The more I stressed over having the migraine, whether to attempt driving with a migraine, and the fact that the kids were home in Michigan expecting me home that day, the worse the pain got. I tried to stop thinking too far ahead and just on the moment, praying the pain would subside. Eventually the meds and coffee and prayer helped, and the pain did lighten enough for me to get ready to go. Aidan offered that I just stay in bed and leave Tuesday, but as much as I was dying to do that, I knew I had responsibilities at home. Eventually it was inevitable and we headed out with my stuff to the van.

I said goodbye to Jim in the driveway, and got a good ole' Irish hug. It was awesome to have spent time with Aidan's close friends. I knew I'd miss them as well. I began to get a pain in my chest as I knew the final little while before Aidan and I parted had arrived -- the kind of pain that feels like your heart is crying. Aidan and I stopped at BoJangle's for lunch on the way to his work. It was hard to swallow. I willed myself to keep it together and enjoy every last second of this time together. We called Martin on the phone so I could say goodbye to him as well, and I thanked him for welcoming me and letting me stay at "the frat house." Such great friends Aidan has.

We pulled up in the lot outside the pub and a heavy silence filled the space between us. Aidan told me not to cry, and I did well holding it in. Last kisses and hugs were beautiful and heart wrenching at the same time. We knew full well how much we were going to miss each other. Distance is not for the weak-hearted, that is for sure. The other thing we knew is that we were going to be together again, and this parting was only temporary. That was comforting and exciting. And so, it was time....He went into work, and I hit the road. Breathe in, breathe out. 
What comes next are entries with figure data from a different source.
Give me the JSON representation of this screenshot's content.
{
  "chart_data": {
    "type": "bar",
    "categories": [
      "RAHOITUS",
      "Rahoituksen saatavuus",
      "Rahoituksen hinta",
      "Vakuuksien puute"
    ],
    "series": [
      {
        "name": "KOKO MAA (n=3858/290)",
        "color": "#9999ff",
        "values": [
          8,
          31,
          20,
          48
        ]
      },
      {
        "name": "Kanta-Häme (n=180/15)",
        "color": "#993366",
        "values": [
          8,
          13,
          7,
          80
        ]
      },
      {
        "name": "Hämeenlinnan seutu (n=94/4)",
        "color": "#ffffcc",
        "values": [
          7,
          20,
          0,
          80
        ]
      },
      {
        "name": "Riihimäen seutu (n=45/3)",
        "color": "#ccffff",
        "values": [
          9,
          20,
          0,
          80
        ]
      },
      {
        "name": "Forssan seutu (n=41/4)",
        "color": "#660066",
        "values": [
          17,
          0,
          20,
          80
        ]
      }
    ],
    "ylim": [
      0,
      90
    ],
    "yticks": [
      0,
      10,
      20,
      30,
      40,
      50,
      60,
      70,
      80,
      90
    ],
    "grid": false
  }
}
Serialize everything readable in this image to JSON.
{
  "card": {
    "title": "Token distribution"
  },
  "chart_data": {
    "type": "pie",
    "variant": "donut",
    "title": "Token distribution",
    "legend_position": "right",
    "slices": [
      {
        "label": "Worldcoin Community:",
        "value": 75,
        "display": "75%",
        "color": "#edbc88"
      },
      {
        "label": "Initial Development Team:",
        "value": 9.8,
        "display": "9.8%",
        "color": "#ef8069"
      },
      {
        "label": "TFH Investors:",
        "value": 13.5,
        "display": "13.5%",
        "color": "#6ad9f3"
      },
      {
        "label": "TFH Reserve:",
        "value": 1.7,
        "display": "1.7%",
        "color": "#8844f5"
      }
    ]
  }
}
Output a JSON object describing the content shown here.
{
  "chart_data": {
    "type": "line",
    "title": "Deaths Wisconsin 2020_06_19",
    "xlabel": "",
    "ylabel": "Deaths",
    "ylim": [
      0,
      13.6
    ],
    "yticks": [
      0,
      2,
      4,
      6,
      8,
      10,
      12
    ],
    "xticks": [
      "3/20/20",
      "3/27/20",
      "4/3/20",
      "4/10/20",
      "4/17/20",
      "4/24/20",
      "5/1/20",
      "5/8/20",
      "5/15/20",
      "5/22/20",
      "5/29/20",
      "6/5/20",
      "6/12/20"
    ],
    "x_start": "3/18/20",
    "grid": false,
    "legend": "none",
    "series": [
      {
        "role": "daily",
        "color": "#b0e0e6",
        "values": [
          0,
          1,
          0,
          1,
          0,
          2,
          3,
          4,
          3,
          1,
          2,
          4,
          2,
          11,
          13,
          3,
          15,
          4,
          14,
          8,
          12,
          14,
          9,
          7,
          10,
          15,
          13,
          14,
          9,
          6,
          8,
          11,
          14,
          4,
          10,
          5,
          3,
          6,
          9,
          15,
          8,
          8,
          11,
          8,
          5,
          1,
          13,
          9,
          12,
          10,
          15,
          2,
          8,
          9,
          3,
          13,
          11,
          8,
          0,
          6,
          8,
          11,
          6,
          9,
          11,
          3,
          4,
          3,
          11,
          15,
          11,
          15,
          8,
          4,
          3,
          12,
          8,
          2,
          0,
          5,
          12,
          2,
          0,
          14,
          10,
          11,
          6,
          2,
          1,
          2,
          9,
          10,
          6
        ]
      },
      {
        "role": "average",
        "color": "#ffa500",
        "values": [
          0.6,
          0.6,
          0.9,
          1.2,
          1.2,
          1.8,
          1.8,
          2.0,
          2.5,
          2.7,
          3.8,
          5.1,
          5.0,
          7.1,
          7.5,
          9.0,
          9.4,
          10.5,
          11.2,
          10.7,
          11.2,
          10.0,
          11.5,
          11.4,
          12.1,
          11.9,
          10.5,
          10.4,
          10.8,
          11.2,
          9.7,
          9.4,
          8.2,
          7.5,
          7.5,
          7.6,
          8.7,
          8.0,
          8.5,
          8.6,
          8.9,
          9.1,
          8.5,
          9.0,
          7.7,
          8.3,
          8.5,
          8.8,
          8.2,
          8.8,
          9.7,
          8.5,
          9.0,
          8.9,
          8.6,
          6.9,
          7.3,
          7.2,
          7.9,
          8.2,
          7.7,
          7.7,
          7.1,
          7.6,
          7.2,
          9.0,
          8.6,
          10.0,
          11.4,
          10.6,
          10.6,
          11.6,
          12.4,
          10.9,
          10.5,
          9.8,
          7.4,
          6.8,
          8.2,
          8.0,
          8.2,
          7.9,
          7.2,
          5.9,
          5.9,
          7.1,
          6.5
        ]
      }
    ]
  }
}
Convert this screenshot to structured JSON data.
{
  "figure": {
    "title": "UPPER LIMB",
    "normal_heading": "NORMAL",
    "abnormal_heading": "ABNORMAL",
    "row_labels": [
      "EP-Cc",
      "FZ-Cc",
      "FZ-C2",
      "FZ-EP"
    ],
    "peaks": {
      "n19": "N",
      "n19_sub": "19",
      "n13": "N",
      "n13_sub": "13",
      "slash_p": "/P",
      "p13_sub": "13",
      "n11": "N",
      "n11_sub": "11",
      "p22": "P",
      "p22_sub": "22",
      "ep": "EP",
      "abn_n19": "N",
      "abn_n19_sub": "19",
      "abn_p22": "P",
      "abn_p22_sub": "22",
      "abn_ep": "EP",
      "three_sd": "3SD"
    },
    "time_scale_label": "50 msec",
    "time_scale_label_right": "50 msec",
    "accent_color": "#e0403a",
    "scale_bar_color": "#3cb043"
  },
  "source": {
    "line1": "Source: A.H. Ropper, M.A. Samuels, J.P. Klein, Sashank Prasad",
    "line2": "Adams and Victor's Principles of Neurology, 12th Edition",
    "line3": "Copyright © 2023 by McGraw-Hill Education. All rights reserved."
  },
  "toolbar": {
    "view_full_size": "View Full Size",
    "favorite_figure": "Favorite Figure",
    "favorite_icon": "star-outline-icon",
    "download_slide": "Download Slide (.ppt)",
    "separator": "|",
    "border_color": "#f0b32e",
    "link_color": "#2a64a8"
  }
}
Moments after I pulled away, we were both sending texts to each other that said the same thing .. "I miss you already!" My heart just ached. My head still hurt, and I wanted to rewind the weekend and experience it all over again.

What a long drive I had ahead of me. Going to North Carolina to see Aidan was a breeze -- I couldn't get there fast enough. But heading home was hard, not that I hadn't missed the kids and my family -- I just hadn't had enough time with Aidan. But I was overjoyed with the love we'd found for each other and giddy thinking about what was ahead of us. Happy thoughts got me through the drive; happy thoughts, and loads of messages and calls from my sweet Aidan.

At one point during the drive, somewhere in Eastern Ohio, I'd pulled off to get gas and walked into McDonald's to grab a coffee. While I waited in line, I noticed the song playing on the radio -- Oh My Sweet Carolina. Once again my heart was just aching. I couldn't believe of all the songs in the world, THAT would be playing in a McDonald's in Eastern Ohio at exactly the moment I was standing there. About then, a little boy came running in the door and zipped right past me. Following a bit behind was his mother, who called out, "Aidan! Aidan come here right now .. slow down Aidan!"

SERIOUSLY???

There are times like this when no other words fit the experience except for these: It's just a God thing. All I could do was smile. I realized that my life was permanently changed ... and wherever this new journey took me, I was by far not alone. Aidan, my love, a little bit of Carolina, and a whole lot of God. And it felt right and it felt good, and regardless of the distance, my heart was happy.

The rest of the drive was monotonous and after a while I just wanted my bed and sleep. Aidan stayed in touch with me the entire time, which was awesome. I also had a long conversation with Autumn, and it was fun to get her take on Aidan and I. She said we were cute together and that we just seemed to "fit each other." So sweet ... I felt exactly the same way.

I somehow managed to get home in less time than it took me to get to Charlotte. I let Aidan know I'd made it safely, and we were missing each other something awful. I couldn't wait to get to bed and close my eyes and just dream about everything that had just happened. At least I could meet Aidan in my dreams.